草加市在住の狂言師 吉田信海(よしだ しんかい)さん

狂言の世界のヒーロー太郎冠者

野間口 狂言では、太郎冠者(たろうかじゃ)とか次郎冠者(じろうかじゃ)とかいう名前を聞きますが、あれは落語でいう「はっつぁん」、「くまさん」みたいな、よく出て来る登場人物の名前なんですか?

吉田 太郎冠者は、狂言の中で一番多くの演目に出て来る登場人物です。冠者というのは元服が済んだ人という意味で、一応武士階級の若者ですが、身分は低くてお殿様の使用人といったところです。次郎冠者も同じような設定です。

野間口 太郎冠者が登場する代表的な狂言の筋を、ひとつ教えてもらえませんか?

吉田 学校狂言などでもよく公演する「附子(ぶす)」という狂言のあらすじを紹介しましょう。登場人物は主人と太郎冠者、次郎冠者の3人です。主人が出かけるので、太郎冠者と次郎冠者に留守番をいいつけます。その時主人は、この壷の中には「附子」という毒が入っているから、決して口にしてはいけないと念を押して家を出ます。「附子」というのは今でいうトリカブトの根ことで、昔は、狩猟の時などに使っていたそうです。

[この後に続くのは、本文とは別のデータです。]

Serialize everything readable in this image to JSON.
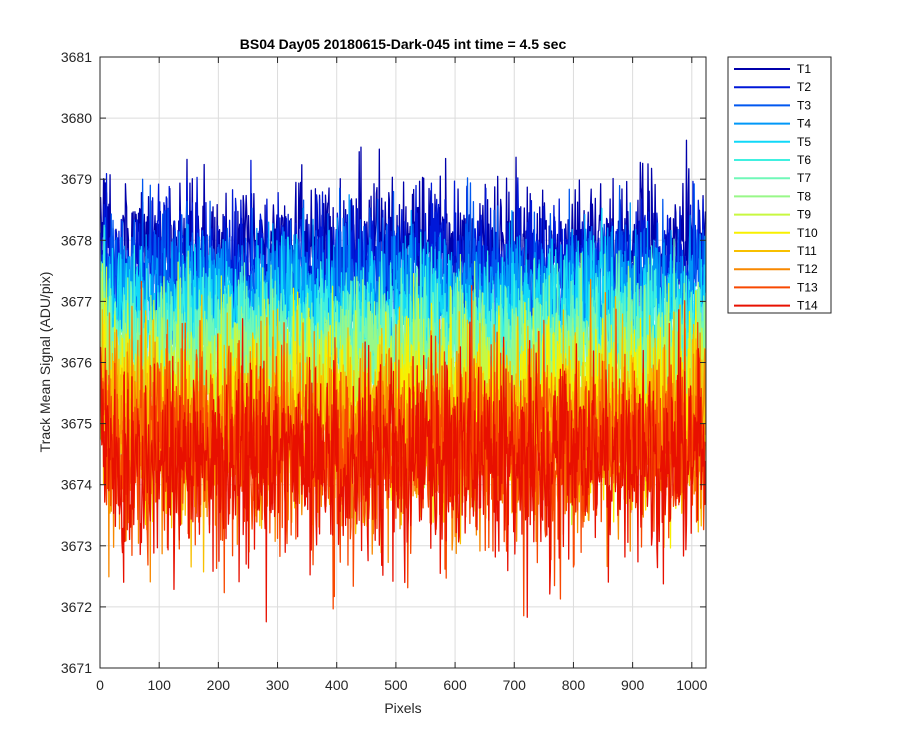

主人が出て行ったあと、ダメだといわれると人は気になるもので、太郎冠者と次郎冠者はこれは本当に毒なのかと疑った挙げ句、一口食べてみようということになり、太郎冠者がチャレンジします。

食べてみると主人が毒だといったものの正体は実は甘い砂糖だった。美味しいので、二人して味見しているうちに、夢中になってついに全部食べてしまう。我に返った二人はどうしようと途方に暮れるのですが、太郎冠者が次郎冠者に掛け軸を破れと命じます、それから、主人の大切な茶碗も割ってしまえと命じます。次郎冠者はわけも分からないままに太郎冠者に言われた通りにします。そこへ主人が帰ってきて、家の中の惨状を見て、激怒して太郎冠者に一体何があったのか問いただします。

太郎冠者は、大事な留守番の最中に眠ってしまってはいけないと思って、二人で相撲をとっていたら、掛け軸を破って大事な茶碗まで割ってしまった。こうなったら死んでお詫びをするしかないと、猛毒の「附子」を食べて死のうとしたがいくら食べても死ねずに、とうとう二人で全部食べてしまったけど、ついに死ねなかったと言い逃れるのです。

野間口 よくできた筋ですね。私は落語が好きですが、個人的には古典落語は人物描写といい、構成といい非常によくできた伝統芸能だと思うのですが、それにも通じる巧妙なストーリーですよね。主人も自分がウソをついているので、怒るに怒れない、そこを太郎冠者がうまくついているという、面白いですね。人物描写もいいですよね。主人が毒だといったのに太郎冠者が味見するということは、主人も意外に信用されてない。

吉田 この前、宗家の話を聞いていて、なるほどと思ったのですが、禅の世界では、自分を客観視して見られるようになることが大事で、これは狂言にも関係あるということです。中々、自分を客観視するのは難しいけど、狂言に登場する人物に周囲にいる人や、自分を重ね合わせて見ると、自分が客観的に見えてくる。あんなドジなことをしている。あんなに自分勝手だとか、そうやって自分を客観視して、ダメなところは改めるみたいな、そういう見方もあるということです。

野間口さんがおっしゃった落語との共通性ですが、狂言は一番古い芸能なので、狂言をベースにした落語はあると思います。歌舞伎では狂言と同じ演目があって、これを「松羽目物(まつばめもの)」と呼んでいます。こういった演目では、能楽の舞台を真似て松の絵を描いた羽目板を使っているので、こういう呼び名がつきました。

狂言の三代流派の一つである鷺流は、徳川家に保護され栄えた流派だったので、江戸時代が終わって明治時代になると保護してくれる人がいなくなり、衰退して結局は途絶えてしまいます。この時に多くの資料や文献が歌舞伎の世界に渡って、ここから松羽目物が多くなっていったと言われています。